Farmers and the farming lobby are powerless

Theresa May speaking in the House of Parliament
Theresa May speaking in the House of Parliament

The phrase ‘you could not make it up’ could have been designed for the politics surrounding Brexit.

What we are now living through is unprecedented, and would be worthy of a House of Cards or West Wing television drama – although people would deem current events too far-fetched even for a drama. Come Sunday night we will see just how badly the Conservatives have fared in the European elections; equally interesting will be how much support Labour has lost, and whether the Liberal Democrats might beat them for second place to the Brexit party.

For the Conservatives the only question is whether they will manage to stay ahead of the Green Party – and that is doubtful. The term sea-change is over-used but we are certainly now seeing that in politics. The Conservative party is very publicly ripping itself apart; the prime minister is the perfect example of being in office but not in power. She sought to describe her latest withdrawal plan as bold and new, but it is neither. Bold would have been to commit to a customs union and try to see down Conservative opposition to that approach.

With support from Scottish Nationalists, many Labour MPs and pro-remain Conservatives that might have got through. Instead she is still trying to patch up her own broken party, which is futile.

As a result when she resigns she will go down as the worst ever Conservative party leader, and possibly the worst prime minister in living memory from any party.
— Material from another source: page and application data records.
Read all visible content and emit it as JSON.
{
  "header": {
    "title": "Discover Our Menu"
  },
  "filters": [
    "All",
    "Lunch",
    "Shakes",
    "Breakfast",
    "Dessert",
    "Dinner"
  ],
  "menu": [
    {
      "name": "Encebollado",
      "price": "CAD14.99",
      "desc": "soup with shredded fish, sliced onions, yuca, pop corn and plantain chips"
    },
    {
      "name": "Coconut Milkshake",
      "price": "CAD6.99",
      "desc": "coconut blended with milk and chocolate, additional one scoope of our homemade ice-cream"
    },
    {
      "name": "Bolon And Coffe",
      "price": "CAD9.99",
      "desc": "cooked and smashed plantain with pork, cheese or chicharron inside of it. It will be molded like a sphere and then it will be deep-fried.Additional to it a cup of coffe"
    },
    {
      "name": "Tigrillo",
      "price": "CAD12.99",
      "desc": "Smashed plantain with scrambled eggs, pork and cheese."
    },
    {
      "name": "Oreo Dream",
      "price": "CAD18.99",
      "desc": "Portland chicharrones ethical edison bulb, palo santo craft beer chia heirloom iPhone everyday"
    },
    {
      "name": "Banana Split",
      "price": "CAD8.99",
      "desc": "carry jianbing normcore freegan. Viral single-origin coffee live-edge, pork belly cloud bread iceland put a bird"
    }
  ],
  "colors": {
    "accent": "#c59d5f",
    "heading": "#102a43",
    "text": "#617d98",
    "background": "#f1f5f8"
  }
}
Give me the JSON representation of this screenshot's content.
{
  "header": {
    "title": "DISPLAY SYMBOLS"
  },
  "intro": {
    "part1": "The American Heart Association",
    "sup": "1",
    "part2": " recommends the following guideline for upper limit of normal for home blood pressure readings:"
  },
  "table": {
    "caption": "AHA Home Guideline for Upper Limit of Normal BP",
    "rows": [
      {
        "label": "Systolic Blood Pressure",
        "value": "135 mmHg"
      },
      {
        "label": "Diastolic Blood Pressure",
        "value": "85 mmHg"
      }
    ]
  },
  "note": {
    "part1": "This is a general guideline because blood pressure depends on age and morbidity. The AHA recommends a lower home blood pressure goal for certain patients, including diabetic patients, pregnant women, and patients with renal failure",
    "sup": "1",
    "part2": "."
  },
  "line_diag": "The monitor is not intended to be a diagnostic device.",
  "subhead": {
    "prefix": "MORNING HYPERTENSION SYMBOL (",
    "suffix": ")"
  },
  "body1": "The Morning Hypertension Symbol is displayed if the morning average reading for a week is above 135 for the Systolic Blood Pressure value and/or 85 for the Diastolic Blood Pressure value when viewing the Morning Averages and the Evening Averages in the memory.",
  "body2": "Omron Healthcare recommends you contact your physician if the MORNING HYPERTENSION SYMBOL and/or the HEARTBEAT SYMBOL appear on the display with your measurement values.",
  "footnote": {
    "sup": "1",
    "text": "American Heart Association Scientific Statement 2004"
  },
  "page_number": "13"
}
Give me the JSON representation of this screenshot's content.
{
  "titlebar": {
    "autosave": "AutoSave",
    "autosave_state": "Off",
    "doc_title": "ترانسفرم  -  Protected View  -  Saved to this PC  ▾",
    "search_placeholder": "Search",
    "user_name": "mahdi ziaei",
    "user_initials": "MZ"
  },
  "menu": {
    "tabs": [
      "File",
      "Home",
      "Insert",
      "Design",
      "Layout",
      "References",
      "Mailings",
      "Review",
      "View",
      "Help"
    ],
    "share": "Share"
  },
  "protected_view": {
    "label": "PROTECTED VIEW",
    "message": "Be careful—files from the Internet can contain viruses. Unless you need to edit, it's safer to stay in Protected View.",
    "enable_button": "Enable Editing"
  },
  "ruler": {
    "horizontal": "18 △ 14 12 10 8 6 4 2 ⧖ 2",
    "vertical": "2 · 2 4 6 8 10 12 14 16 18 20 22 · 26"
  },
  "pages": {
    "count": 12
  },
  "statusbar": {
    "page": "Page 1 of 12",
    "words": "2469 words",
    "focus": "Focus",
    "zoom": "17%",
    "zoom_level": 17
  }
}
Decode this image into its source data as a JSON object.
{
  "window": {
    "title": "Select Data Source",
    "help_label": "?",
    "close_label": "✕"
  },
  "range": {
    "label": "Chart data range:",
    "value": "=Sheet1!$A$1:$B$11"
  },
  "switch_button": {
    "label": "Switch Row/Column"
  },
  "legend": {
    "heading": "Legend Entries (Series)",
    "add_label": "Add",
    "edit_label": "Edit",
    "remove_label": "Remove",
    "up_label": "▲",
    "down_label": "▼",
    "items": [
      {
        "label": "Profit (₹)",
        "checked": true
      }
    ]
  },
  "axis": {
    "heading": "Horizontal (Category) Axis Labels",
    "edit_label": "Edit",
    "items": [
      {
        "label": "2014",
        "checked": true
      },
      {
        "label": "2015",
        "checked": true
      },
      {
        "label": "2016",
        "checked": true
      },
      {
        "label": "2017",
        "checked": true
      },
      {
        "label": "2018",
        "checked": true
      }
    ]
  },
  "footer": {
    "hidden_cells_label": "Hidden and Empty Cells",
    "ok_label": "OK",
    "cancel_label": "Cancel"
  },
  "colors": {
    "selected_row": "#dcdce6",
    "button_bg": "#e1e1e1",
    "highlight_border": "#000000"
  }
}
That is a sad epitaph for someone who committed her life to the Tory party and public service. The fault is however entirely her own. She made too many wrong decisions, put the wrong people in top jobs, failed to make friends in Brussels or other EU member states – and ultimately failed to show any vision of a post-Brexit plan that would unite leave and remain voters. The name of the game was to find a formula that would work, but she never showed the skills needed to unite people behind a drive to make Brexit work in a way that would not damage economic stability. On that basis while most people have sympathy for Theresa May they will still see her term in office as a wasted opportunity.

Against this background it is hard to understand why the only thing politicians can agree on is that no matter how great the crisis may be they can still disappear on holiday next week. I have never understood why well-paid MPs follow a school timetable, with generous half term breaks. With each day that passes we are getting closer to the next deadline, when the UK will once again have to beg Brussels for a further delay if no deal is done. It is unlikely that compromise will be in the air after the recess. The only thing that might deliver that would be if both Labour and the Conservatives have a bad European election result. They could then conclude it would be in their mutual interest to get a Brexit deal in place. The odds on that are slim. The front runner outcomes remain no Brexit, no deal or a general election.

Among all this mess it is encouraging that the UK farm unions are in agreement about the way ahead. This is not only over Brexit and the need at all costs to avoid no deal, but over trade, support and environmental measures. Hopefully this common cause will survive the debate over the division of the UK funding pot between the regions – the process known as convergence, where Scotland believes it has lost out to Northern Ireland.

The problem now is that while they are singing off the same hymn sheet no-one is there to listen. Policy initiatives would have to come from DEFRA in London, but the minister there, Michael Gove, has much bigger fish to fry. He may be saying little, but he has leadership ambitions and agriculture is far down his list of priorities.

Throughout his term in the post he has been more interested in the environment, knowing that is where votes lie. As a result farming will have to wait yet again while a bigger political game is played out at Westminster. This is not what anyone wanted, regardless of how they voted almost three years ago, but it is the reality of current politics. Farmers and the farming lobby are powerless to break out of this self-destructive loop.